By advancing to the final, both Knapp and Simson earn exemptions into the 2018 U.S. Senior Open at The Broadmoor, in Colorado Springs, Colo. They also secured spots in the 2018 U.S. Amateur at Pebble Beach, and three-year exemptions into the Senior Amateur. The champion earns a 10-year exemption into the Senior Amateur.
For Knapp, all of perks that come with a spot in the final will allow him to really focus on the task at hand.
“A lot of the pressure is off now. A guy like me, I'm living on the edge, year to year, trying to qualify. I grinded my butt off to make it to here. At the end of the day, when you start to advance and you get to the finals, there's just a lot of gravy, a lot of carrots, so to speak, that come with it,” said Knapp. “Not that winning will mean even more, but tomorrow for the first time, I can focus on that as opposed to, wow, there's so much at hand here, so much at stake. I'm excited about it. This is what we all play golf for, and I'm familiar with Paul, and we'll just go get it tomorrow.”

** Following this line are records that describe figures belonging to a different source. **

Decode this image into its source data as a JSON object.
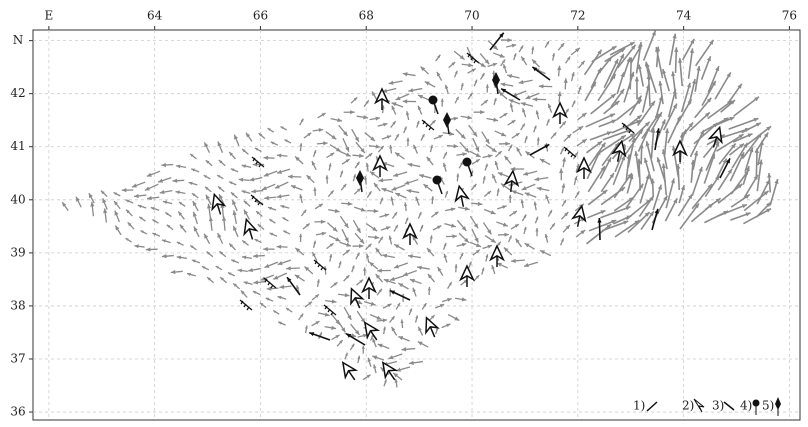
{
  "chart_data": {
    "type": "quiver",
    "xlim": [
      61.7,
      76.2
    ],
    "ylim": [
      35.85,
      43.2
    ],
    "xticks": [
      {
        "value": 62,
        "label": "E"
      },
      64,
      66,
      68,
      70,
      72,
      74,
      76
    ],
    "yticks": [
      36,
      37,
      38,
      39,
      40,
      41,
      42,
      {
        "value": 43,
        "label": "N"
      }
    ],
    "grid": true,
    "legend": [
      "1)",
      "2)",
      "3)",
      "4)",
      "5)"
    ]
  }
}
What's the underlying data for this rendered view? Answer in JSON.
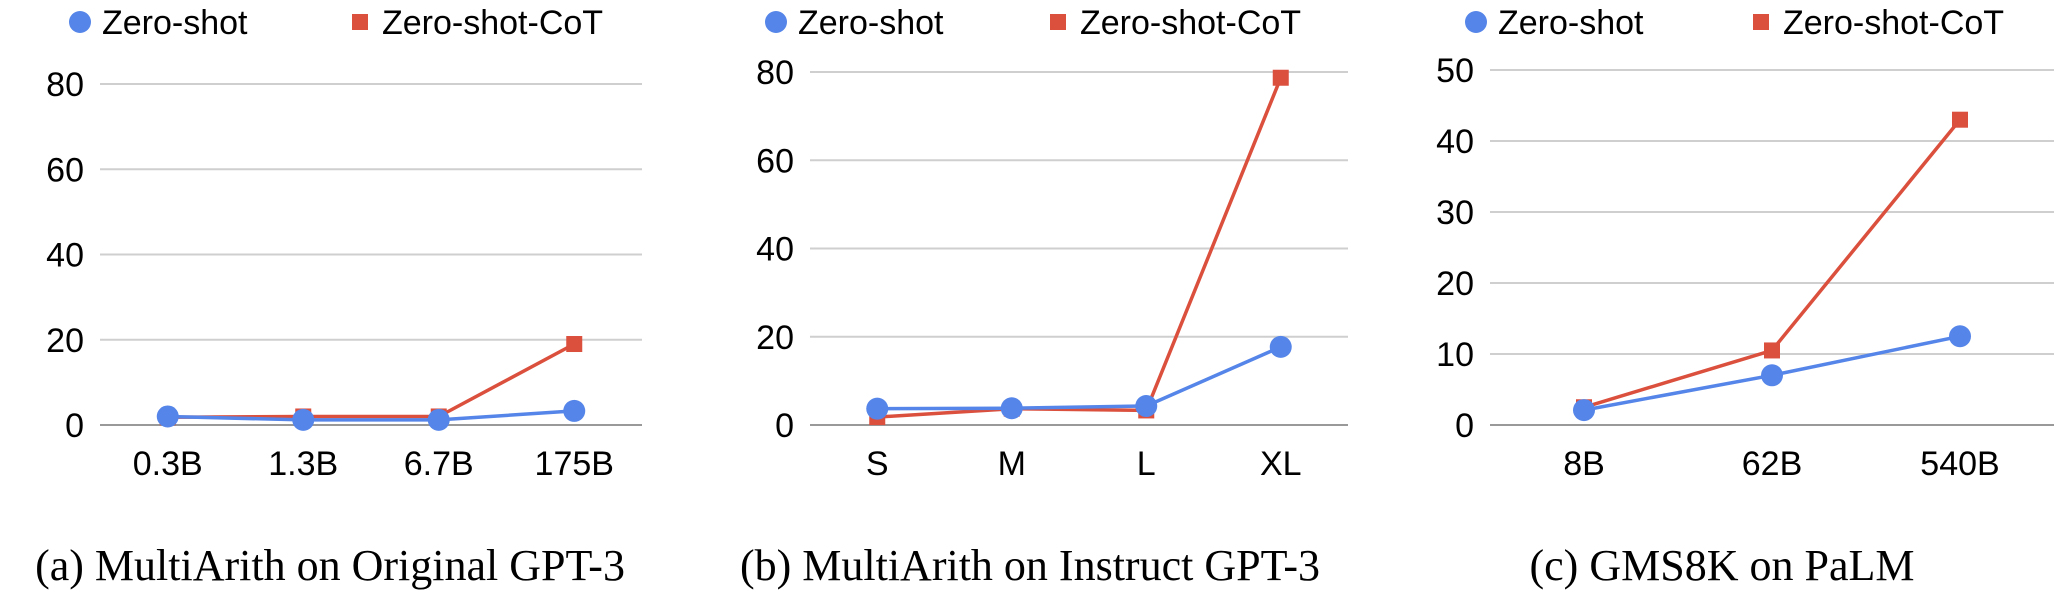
{
  "colors": {
    "zero_shot": "#5585E8",
    "zero_shot_cot": "#DB4F3D",
    "grid": "#CFCFCF",
    "axis": "#999999"
  },
  "chart_data": [
    {
      "type": "line",
      "title": "(a) MultiArith on Original GPT-3",
      "categories": [
        "0.3B",
        "1.3B",
        "6.7B",
        "175B"
      ],
      "ylim": [
        0,
        80
      ],
      "yticks": [
        0,
        20,
        40,
        60,
        80
      ],
      "grid": true,
      "legend": "top-left",
      "series": [
        {
          "name": "Zero-shot",
          "marker": "circle",
          "values": [
            2.0,
            1.2,
            1.2,
            3.3
          ]
        },
        {
          "name": "Zero-shot-CoT",
          "marker": "square",
          "values": [
            1.8,
            2.0,
            2.0,
            19.0
          ]
        }
      ]
    },
    {
      "type": "line",
      "title": "(b) MultiArith on Instruct GPT-3",
      "categories": [
        "S",
        "M",
        "L",
        "XL"
      ],
      "ylim": [
        0,
        80
      ],
      "yticks": [
        0,
        20,
        40,
        60,
        80
      ],
      "grid": true,
      "legend": "top-left",
      "series": [
        {
          "name": "Zero-shot",
          "marker": "circle",
          "values": [
            3.7,
            3.8,
            4.3,
            17.7
          ]
        },
        {
          "name": "Zero-shot-CoT",
          "marker": "square",
          "values": [
            1.8,
            3.7,
            3.3,
            78.7
          ]
        }
      ]
    },
    {
      "type": "line",
      "title": "(c) GMS8K on PaLM",
      "categories": [
        "8B",
        "62B",
        "540B"
      ],
      "ylim": [
        0,
        50
      ],
      "yticks": [
        0,
        10,
        20,
        30,
        40,
        50
      ],
      "grid": true,
      "legend": "top-left",
      "series": [
        {
          "name": "Zero-shot",
          "marker": "circle",
          "values": [
            2.1,
            7.0,
            12.5
          ]
        },
        {
          "name": "Zero-shot-CoT",
          "marker": "square",
          "values": [
            2.5,
            10.5,
            43.0
          ]
        }
      ]
    }
  ]
}
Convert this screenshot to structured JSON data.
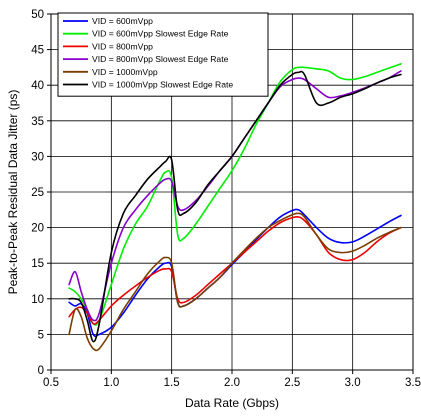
{
  "chart_data": {
    "type": "line",
    "xlabel": "Data Rate (Gbps)",
    "ylabel": "Peak-to-Peak Residual Data Jitter (ps)",
    "xlim": [
      0.5,
      3.5
    ],
    "ylim": [
      0,
      50
    ],
    "xticks": [
      "0.5",
      "1.0",
      "1.5",
      "2.0",
      "2.5",
      "3.0",
      "3.5"
    ],
    "yticks": [
      "0",
      "5",
      "10",
      "15",
      "20",
      "25",
      "30",
      "35",
      "40",
      "45",
      "50"
    ],
    "grid": true,
    "legend_position": "top-left",
    "series": [
      {
        "name": "VID = 600mVpp",
        "color": "#0000ff",
        "x": [
          0.65,
          0.7,
          0.75,
          0.8,
          0.85,
          0.9,
          1.0,
          1.1,
          1.2,
          1.3,
          1.4,
          1.45,
          1.5,
          1.55,
          1.6,
          1.7,
          1.8,
          1.9,
          2.0,
          2.1,
          2.2,
          2.3,
          2.4,
          2.5,
          2.55,
          2.6,
          2.7,
          2.8,
          2.9,
          3.0,
          3.1,
          3.2,
          3.3,
          3.4
        ],
        "y": [
          9.5,
          9.0,
          9.3,
          8.0,
          5.0,
          5.0,
          6.0,
          8.0,
          10.5,
          12.8,
          14.5,
          15.0,
          14.5,
          9.5,
          9.0,
          10.0,
          11.5,
          13.0,
          14.8,
          16.5,
          18.3,
          20.0,
          21.5,
          22.4,
          22.5,
          21.8,
          20.0,
          18.5,
          17.9,
          18.0,
          18.8,
          19.8,
          20.8,
          21.7
        ]
      },
      {
        "name": "VID = 600mVpp Slowest Edge Rate",
        "color": "#00ee00",
        "x": [
          0.65,
          0.7,
          0.75,
          0.8,
          0.85,
          0.9,
          1.0,
          1.1,
          1.2,
          1.3,
          1.4,
          1.45,
          1.5,
          1.55,
          1.6,
          1.7,
          1.8,
          1.9,
          2.0,
          2.1,
          2.2,
          2.3,
          2.4,
          2.5,
          2.55,
          2.6,
          2.7,
          2.8,
          2.9,
          3.0,
          3.1,
          3.2,
          3.3,
          3.4
        ],
        "y": [
          11.5,
          11.0,
          10.0,
          8.5,
          6.5,
          7.0,
          12.0,
          17.0,
          20.5,
          23.0,
          26.5,
          27.8,
          27.0,
          19.0,
          18.5,
          20.5,
          23.0,
          25.5,
          28.0,
          31.0,
          34.5,
          37.5,
          40.5,
          42.2,
          42.5,
          42.5,
          42.3,
          42.0,
          41.0,
          40.8,
          41.2,
          41.8,
          42.4,
          43.0
        ]
      },
      {
        "name": "VID = 800mVpp",
        "color": "#ee0000",
        "x": [
          0.65,
          0.7,
          0.75,
          0.8,
          0.85,
          0.9,
          1.0,
          1.1,
          1.2,
          1.3,
          1.4,
          1.45,
          1.5,
          1.55,
          1.6,
          1.7,
          1.8,
          1.9,
          2.0,
          2.1,
          2.2,
          2.3,
          2.4,
          2.5,
          2.55,
          2.6,
          2.7,
          2.8,
          2.9,
          3.0,
          3.1,
          3.2,
          3.3,
          3.4
        ],
        "y": [
          7.5,
          8.5,
          8.8,
          8.0,
          6.5,
          7.0,
          9.0,
          10.5,
          11.8,
          13.0,
          14.0,
          14.2,
          13.8,
          10.0,
          9.5,
          10.5,
          12.0,
          13.5,
          15.0,
          16.5,
          18.0,
          19.5,
          20.7,
          21.4,
          21.5,
          21.0,
          19.0,
          16.5,
          15.5,
          15.5,
          16.5,
          18.0,
          19.2,
          20.0
        ]
      },
      {
        "name": "VID = 800mVpp Slowest Edge Rate",
        "color": "#8800cc",
        "x": [
          0.65,
          0.7,
          0.75,
          0.8,
          0.85,
          0.9,
          1.0,
          1.1,
          1.2,
          1.3,
          1.4,
          1.45,
          1.5,
          1.55,
          1.6,
          1.7,
          1.8,
          1.9,
          2.0,
          2.1,
          2.2,
          2.3,
          2.4,
          2.5,
          2.55,
          2.6,
          2.7,
          2.8,
          2.9,
          3.0,
          3.1,
          3.2,
          3.3,
          3.4
        ],
        "y": [
          12.0,
          13.8,
          11.0,
          8.5,
          7.0,
          8.0,
          15.0,
          20.0,
          22.5,
          24.5,
          26.2,
          26.8,
          26.5,
          23.0,
          22.5,
          23.8,
          25.8,
          28.0,
          30.0,
          32.5,
          35.0,
          37.5,
          39.8,
          40.8,
          41.0,
          40.8,
          39.5,
          38.3,
          38.5,
          39.0,
          39.6,
          40.3,
          41.0,
          42.0
        ]
      },
      {
        "name": "VID = 1000mVpp",
        "color": "#7a3e00",
        "x": [
          0.65,
          0.7,
          0.75,
          0.8,
          0.85,
          0.9,
          1.0,
          1.1,
          1.2,
          1.3,
          1.4,
          1.45,
          1.5,
          1.55,
          1.6,
          1.7,
          1.8,
          1.9,
          2.0,
          2.1,
          2.2,
          2.3,
          2.4,
          2.5,
          2.55,
          2.6,
          2.7,
          2.8,
          2.9,
          3.0,
          3.1,
          3.2,
          3.3,
          3.4
        ],
        "y": [
          5.0,
          8.5,
          7.5,
          4.5,
          3.0,
          3.0,
          5.5,
          8.5,
          11.0,
          13.5,
          15.3,
          15.8,
          15.0,
          9.5,
          9.0,
          10.0,
          11.5,
          13.0,
          15.0,
          16.8,
          18.5,
          20.0,
          21.0,
          21.8,
          22.0,
          21.5,
          19.0,
          17.0,
          16.5,
          16.7,
          17.5,
          18.5,
          19.3,
          20.0
        ]
      },
      {
        "name": "VID = 1000mVpp Slowest Edge Rate",
        "color": "#000000",
        "x": [
          0.65,
          0.7,
          0.75,
          0.8,
          0.85,
          0.9,
          1.0,
          1.1,
          1.2,
          1.3,
          1.4,
          1.45,
          1.5,
          1.55,
          1.6,
          1.7,
          1.8,
          1.9,
          2.0,
          2.1,
          2.2,
          2.3,
          2.4,
          2.5,
          2.55,
          2.6,
          2.7,
          2.8,
          2.9,
          3.0,
          3.1,
          3.2,
          3.3,
          3.4
        ],
        "y": [
          10.0,
          10.0,
          9.5,
          7.0,
          4.0,
          6.5,
          16.5,
          22.0,
          24.5,
          26.8,
          28.5,
          29.3,
          29.5,
          22.5,
          22.0,
          23.5,
          26.0,
          28.0,
          30.0,
          32.5,
          35.0,
          37.5,
          40.0,
          41.5,
          41.8,
          41.5,
          37.5,
          37.5,
          38.3,
          38.8,
          39.5,
          40.3,
          41.0,
          41.5
        ]
      }
    ]
  }
}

Indeed, Simson and Knapp are familiar with one another. The two were in each other’s crosshairs twice in 1998, the first time in a playoff for a U.S. Open spot, and later that year, as opponents in the U.S. Mid-Amateur quarterfinals. Simson had the upper hand in both instances.
If things go as planned for Simson on Thursday morning, three times will be the charm, in more than one respect.
“I've been playing pretty well all summer and have been on the periphery of having a really good year,” he said after his victory over Vana. “You know, I've done a lot of good things, but it's just been a little bit off, and it has pretty much come together this week.”